NVIDIA Launches Nemotron 3 Nano Omni Multimodal AI Model

NVIDIA unveils Nemotron 3 Nano Omni, an open multimodal model combining vision, audio, and language capabilities for more efficient AI agents.

NVIDIA announced the launch of Nemotron 3 Nano Omni, an open multimodal model that unifies vision, audio, image, and text understanding into a single system, according to blogs.nvidia.com. The model is designed to enable AI agents to deliver faster responses with advanced reasoning across multiple data types.

According to aws.amazon.com, Nemotron 3 Nano Omni features 30 billion total parameters with 3 billion active parameters (30B A3B) and is built on a Mamba2 Transformer Hybrid Mixture of Experts (MoE) architecture. The model combines three components: Nemotron 3 Nano LLM as the language backbone, CRADIO v4-H as the vision encoder, and Parakeet as the speech encoder.
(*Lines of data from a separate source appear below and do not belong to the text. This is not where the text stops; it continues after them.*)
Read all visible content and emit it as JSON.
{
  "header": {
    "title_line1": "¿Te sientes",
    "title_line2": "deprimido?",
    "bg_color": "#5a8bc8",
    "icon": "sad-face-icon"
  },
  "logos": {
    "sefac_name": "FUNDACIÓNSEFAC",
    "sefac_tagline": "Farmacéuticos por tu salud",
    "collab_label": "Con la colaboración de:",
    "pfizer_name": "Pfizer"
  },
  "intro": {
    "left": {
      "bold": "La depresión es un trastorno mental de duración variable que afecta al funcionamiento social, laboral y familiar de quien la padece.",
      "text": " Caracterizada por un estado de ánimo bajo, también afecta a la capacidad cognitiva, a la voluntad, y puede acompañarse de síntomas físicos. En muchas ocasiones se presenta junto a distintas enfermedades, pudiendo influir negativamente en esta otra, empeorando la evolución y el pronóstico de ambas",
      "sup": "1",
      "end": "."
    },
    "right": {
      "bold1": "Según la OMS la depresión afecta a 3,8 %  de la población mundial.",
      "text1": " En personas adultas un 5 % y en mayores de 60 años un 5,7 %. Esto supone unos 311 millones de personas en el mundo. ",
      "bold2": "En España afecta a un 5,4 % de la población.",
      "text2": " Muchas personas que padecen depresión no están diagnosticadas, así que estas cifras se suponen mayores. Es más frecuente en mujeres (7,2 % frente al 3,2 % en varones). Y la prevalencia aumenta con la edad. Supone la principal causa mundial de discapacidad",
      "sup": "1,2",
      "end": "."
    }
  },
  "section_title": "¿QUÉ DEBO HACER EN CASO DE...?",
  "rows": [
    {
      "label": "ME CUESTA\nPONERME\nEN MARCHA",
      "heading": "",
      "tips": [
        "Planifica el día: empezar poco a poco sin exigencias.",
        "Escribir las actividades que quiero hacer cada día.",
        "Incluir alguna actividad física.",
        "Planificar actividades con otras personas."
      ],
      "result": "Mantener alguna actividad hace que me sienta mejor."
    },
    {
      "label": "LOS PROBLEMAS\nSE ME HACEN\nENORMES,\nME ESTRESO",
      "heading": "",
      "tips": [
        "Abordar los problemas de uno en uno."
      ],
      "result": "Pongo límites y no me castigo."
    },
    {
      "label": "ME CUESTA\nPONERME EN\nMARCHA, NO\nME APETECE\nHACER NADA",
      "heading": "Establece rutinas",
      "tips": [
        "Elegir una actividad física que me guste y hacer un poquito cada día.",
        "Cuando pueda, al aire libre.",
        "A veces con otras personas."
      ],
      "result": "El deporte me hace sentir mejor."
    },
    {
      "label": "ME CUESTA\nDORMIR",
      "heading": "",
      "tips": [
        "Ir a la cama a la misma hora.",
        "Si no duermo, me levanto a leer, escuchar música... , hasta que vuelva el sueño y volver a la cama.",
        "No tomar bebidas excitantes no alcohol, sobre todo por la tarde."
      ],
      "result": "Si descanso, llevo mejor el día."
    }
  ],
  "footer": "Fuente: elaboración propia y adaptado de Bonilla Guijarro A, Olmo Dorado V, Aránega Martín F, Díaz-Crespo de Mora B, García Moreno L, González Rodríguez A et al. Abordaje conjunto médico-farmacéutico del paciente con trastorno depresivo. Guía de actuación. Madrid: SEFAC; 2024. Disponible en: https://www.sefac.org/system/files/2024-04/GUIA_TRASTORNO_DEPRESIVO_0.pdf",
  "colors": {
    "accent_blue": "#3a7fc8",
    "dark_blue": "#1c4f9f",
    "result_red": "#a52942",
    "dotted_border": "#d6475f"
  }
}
It supports a 131K token context length, chain of thought reasoning, tool calling, JSON output, and word-level timestamps for transcription tasks.

According to blogs.nvidia.com, Nemotron 3 Nano Omni “sets a new efficiency frontier for open multimodal models with leading accuracy and low cost,” topping six leaderboards for complex document intelligence and video and audio understanding. Companies adopting the model include Aible, Applied Scientific Intelligence, Eka Care, Foxconn, H Company, Palantir, and Pyler, with Dell Technologies, Docusign, Infosys, K-Dense, Lila, Oracle, and Zefr evaluating it.

The model is now available on Amazon SageMaker JumpStart, according to aws.amazon.com, and is licensed under the NVIDIA Open Model Agreement for commercial use.